Fichage et dénigrement des journalistes environnementaux : RSF dénonce les pratiques honteuses de l’agrochimie
À la suite de l’enquête journalistique publiée le 27 septembre “Bonus eventus files” par plusieurs médias internationaux, Reporters sans frontières (RSF) dénonce la collecte et l’utilisation d’informations personnelles de journalistes environnementaux pour alimenter des campagnes de dénigrement conduites par l’industrie phytosanitaire. L’organisation appelle les autorités compétentes à ouvrir au plus vite une enquête judiciaire sur ces pratiques scandaleuses menées par une entreprise privée américaine.

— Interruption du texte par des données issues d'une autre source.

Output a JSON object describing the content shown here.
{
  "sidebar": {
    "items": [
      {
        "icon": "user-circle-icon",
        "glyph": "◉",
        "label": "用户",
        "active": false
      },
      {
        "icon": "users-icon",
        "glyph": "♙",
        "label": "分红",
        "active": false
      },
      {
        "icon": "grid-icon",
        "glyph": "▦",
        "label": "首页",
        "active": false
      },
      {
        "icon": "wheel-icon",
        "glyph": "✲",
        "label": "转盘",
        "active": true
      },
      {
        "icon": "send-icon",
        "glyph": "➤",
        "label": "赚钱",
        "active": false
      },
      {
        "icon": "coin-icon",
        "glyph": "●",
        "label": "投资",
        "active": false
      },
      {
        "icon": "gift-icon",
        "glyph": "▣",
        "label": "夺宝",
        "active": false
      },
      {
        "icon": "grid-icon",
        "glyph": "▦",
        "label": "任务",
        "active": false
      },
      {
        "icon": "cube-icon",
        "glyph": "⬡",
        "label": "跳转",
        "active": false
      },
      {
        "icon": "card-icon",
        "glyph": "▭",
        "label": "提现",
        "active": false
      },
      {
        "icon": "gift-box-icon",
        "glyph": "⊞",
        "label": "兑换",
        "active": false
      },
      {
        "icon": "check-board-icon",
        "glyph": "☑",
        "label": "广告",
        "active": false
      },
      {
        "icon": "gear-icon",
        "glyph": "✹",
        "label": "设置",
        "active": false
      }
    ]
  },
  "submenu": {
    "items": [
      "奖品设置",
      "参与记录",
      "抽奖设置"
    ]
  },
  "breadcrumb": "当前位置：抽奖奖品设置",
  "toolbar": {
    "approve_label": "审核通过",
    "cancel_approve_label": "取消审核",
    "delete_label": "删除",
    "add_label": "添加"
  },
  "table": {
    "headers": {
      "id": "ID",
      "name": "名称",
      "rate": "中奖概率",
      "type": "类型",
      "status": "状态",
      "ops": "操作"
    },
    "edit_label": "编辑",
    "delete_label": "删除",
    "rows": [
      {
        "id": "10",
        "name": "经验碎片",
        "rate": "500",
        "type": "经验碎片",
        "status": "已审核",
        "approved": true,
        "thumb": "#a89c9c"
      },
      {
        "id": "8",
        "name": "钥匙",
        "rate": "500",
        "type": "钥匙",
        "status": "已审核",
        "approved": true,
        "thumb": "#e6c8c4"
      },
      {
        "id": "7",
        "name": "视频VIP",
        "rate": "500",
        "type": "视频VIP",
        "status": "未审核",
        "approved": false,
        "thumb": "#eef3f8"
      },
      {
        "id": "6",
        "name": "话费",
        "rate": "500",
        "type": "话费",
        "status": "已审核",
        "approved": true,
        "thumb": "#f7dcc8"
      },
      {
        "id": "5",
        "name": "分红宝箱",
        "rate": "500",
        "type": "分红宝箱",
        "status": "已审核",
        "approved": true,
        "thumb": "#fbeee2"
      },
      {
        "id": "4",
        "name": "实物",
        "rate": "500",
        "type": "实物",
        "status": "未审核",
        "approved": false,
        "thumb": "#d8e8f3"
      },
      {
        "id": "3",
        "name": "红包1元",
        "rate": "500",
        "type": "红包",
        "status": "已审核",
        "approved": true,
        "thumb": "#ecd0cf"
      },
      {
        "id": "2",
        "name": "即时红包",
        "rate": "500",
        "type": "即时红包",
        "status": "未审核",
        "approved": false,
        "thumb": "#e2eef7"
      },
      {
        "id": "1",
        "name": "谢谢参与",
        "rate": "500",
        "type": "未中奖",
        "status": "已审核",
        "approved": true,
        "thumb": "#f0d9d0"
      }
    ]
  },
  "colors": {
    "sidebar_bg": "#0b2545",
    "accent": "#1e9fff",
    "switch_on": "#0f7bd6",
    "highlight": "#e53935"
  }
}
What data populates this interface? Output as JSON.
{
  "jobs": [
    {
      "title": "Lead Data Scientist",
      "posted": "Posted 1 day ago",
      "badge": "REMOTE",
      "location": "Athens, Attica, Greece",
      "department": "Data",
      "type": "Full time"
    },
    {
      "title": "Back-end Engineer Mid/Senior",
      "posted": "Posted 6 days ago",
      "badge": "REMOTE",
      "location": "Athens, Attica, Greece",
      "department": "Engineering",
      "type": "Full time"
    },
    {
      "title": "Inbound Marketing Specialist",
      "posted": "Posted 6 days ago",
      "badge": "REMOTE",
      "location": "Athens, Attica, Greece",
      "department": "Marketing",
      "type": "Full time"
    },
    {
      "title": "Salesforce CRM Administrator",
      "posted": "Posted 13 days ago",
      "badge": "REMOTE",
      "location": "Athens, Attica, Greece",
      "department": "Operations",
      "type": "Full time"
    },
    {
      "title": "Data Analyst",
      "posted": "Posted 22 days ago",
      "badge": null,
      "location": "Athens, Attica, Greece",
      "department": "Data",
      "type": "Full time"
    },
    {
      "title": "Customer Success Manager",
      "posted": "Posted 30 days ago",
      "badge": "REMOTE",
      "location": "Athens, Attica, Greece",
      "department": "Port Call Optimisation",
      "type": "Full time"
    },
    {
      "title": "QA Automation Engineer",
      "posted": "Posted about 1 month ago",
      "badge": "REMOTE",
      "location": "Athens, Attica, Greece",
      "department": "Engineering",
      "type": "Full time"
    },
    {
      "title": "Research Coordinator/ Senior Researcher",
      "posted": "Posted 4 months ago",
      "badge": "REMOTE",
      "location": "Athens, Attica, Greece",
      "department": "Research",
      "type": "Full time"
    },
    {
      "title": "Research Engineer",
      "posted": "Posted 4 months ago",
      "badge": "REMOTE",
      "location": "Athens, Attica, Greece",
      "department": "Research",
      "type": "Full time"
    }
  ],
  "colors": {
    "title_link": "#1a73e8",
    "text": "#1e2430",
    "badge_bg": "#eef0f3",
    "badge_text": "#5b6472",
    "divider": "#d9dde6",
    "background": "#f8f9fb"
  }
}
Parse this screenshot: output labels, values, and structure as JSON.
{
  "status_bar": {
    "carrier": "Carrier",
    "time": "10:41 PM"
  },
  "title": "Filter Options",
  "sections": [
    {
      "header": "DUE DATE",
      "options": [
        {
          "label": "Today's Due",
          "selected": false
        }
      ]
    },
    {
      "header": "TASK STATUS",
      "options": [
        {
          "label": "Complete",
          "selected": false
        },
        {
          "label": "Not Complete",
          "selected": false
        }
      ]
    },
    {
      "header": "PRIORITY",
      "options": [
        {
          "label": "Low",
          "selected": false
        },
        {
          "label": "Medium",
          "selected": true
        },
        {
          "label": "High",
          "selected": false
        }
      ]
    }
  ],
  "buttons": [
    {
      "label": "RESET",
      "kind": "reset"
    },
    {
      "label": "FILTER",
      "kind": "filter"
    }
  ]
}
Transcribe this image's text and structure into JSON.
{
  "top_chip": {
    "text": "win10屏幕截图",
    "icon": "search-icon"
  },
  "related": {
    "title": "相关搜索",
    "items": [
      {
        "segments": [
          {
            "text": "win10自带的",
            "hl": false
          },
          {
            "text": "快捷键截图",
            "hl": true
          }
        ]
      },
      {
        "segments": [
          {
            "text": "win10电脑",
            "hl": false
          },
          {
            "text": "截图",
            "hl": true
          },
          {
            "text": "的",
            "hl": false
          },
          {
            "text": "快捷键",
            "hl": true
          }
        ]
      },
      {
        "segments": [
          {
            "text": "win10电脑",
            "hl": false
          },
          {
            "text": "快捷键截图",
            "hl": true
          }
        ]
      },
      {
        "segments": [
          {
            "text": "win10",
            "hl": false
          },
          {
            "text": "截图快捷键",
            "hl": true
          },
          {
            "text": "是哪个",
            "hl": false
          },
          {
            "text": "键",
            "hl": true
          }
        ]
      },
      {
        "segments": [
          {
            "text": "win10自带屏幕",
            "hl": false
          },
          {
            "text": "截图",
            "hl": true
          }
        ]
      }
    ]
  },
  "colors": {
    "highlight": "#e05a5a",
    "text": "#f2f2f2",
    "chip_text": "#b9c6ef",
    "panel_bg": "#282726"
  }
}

"Ils ont essayé de me discréditer en diffusant des mensonges sur mon travail et en faisant pression sur mes éditeurs. Cela a eu des impacts réels sur ma carrière, allant jusqu’à l’annulation de conférences où j’étais invitée à intervenir", a témoigné auprès de RSF la journaliste d'investigation américaine Carey Gillam, autrice de nombreux articles et de plusieurs essais sur l’industrie phytosanitaire, notamment pour The Guardian et The New York Times. Cible de fausses accusations, elle fait partie des professionnels des médias victimes de la plateforme privée Bonus Eventus destinée à influencer le débat public sur les pesticides et les organismes génétiquement modifiés (OGM) auprès de membres cooptés.
Comme l’a révélé, le 27 septembre, l’enquête du média d’investigation Lighthouse Reports, en partenariat avec plusieurs médias d’informations internationales tels que Le Monde et The Guardian, la plateforme a compilé et relayé des informations personnelles et professionnelles sur plus de 3 000 journalistes, scientifiques, militants et organisations travaillant sur la question des pesticides, ainsi que des rumeurs malveillantes susceptibles de nuire à leur réputation.
"Ces pratiques de fichage et de diffusion de rumeurs susceptibles de porter atteinte à l’intégrité de journalistes ne devraient en aucun cas pouvoir prospérer dans un État démocratique. Une enquête approfondie doit être menée afin de traduire en justice tous ceux qui sont impliqués dans ces atteintes scandaleuses à la vie privée et à la réputation des journalistes environnementaux. Ces techniques de manipulation dans le but d’influencer le débat public constituent une attaque directe contre le droit du public à une information fiable et indépendante.
L’objectif des marchands de doute : discréditer la science et le journalisme indépendant
Le réseau Bonus Eventus est administré par la société de relations publiques v-Fluence dirigée par un ancien directeur de la communication de la société agrochimique Monsanto. Ses membres incluent des cadres d’entreprises agrochimiques – dont Bayer-Monsanto, Syngenta et BASF – ainsi que des fonctionnaires du gouvernement états-unien. La plateforme répertorie et relaie des contenus (commentaires, billets, entretiens) visant à minorer l’impact sanitaire et environnemental de l'industrie agrochimique, mais surtout à jeter le doute sur des études et des articles de presse révélant des faits compromettant ses intérêts, et à discréditer leurs auteurs. Sont notamment en ligne de mire les journalistes environnementaux ayant contribué à mettre en lumière les dangers des pesticides.
Lighthouse Reports, le média d’investigation à l’origine des révélations, fait lui aussi l’objet d’un fichage et se voit accusé de de prétendus conflits d’intérêts. Des accusations utilisées pour tenter de décrédibiliser leur travail d’enquête, d’après l’organisation, interrogée par RSF.
Selon Stéphane Foucart, journaliste pour Le Monde dont les articles sont régulièrement pris pour cible, les informations diffusées par cette plateforme sont utilisées pour dénigrer des études scientifiques solides ainsi que leur traitement journalistique, à l’image d’une étude récemment publiée établissant un lien entre les pesticides et la surmortalité infantile. "Ces attaques sont ensuite massivement relayées sur les réseaux sociaux pour saper la confiance du public envers des travaux scientifiques reconnus", a-t-il témoigné auprès de RSF.